サイト | 頻度 | スコア | 情報源 |
---|---|---|---|
credit karma | 毎週 | VantageScore 3.0 | Equifax, TransUnion |
credit.com | 2週間に1度 | VantageScore 3.0 | Experian |
Chase Credit Journey | 毎週 | VantageScore 3.0 | TransUnion |
Capital One Credit Wise | 毎週 | VantageScore 3.0 | TransUnion |
Bank of America | 毎月 | FICO 8 | TransUnion |
Citi | 毎月 | FICO 8 | Equifax |
Wells Fargo | 3ヶ月に1度 | FICO 9 | Experian |
オススメはcredit karmaとcredit.com。この2つで3つの信用会社からスコアをゲットできます。あともう1つくらいFICOスコアをゲットできるサイト(Bank of Americaなど)があればいいでしょう。銀行やクレジットカード会社は大丈夫ですが、あまり名の知れないサイトは使わない方が無難です。

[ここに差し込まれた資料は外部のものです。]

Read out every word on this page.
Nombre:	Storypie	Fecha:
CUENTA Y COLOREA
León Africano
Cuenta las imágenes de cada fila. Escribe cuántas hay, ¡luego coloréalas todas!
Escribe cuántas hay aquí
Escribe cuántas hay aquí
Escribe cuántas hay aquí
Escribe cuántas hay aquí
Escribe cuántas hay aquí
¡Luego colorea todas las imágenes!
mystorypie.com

最後に、クレジットスコアは無料で見れないのですが、アメリカ政府公認のAnnualCreditReport.comというサイトで一年に一度、誰でも自分のクレジットレポートを無料で手にいれることができます。あまり知られていませんが。Equifax、Experian、TransUnionの3つの会社すべてからもらえるので是非使ってみてください。
*この記事の情報源はFICO、VantageScore、Bank of America、Chaseの公式サイトです。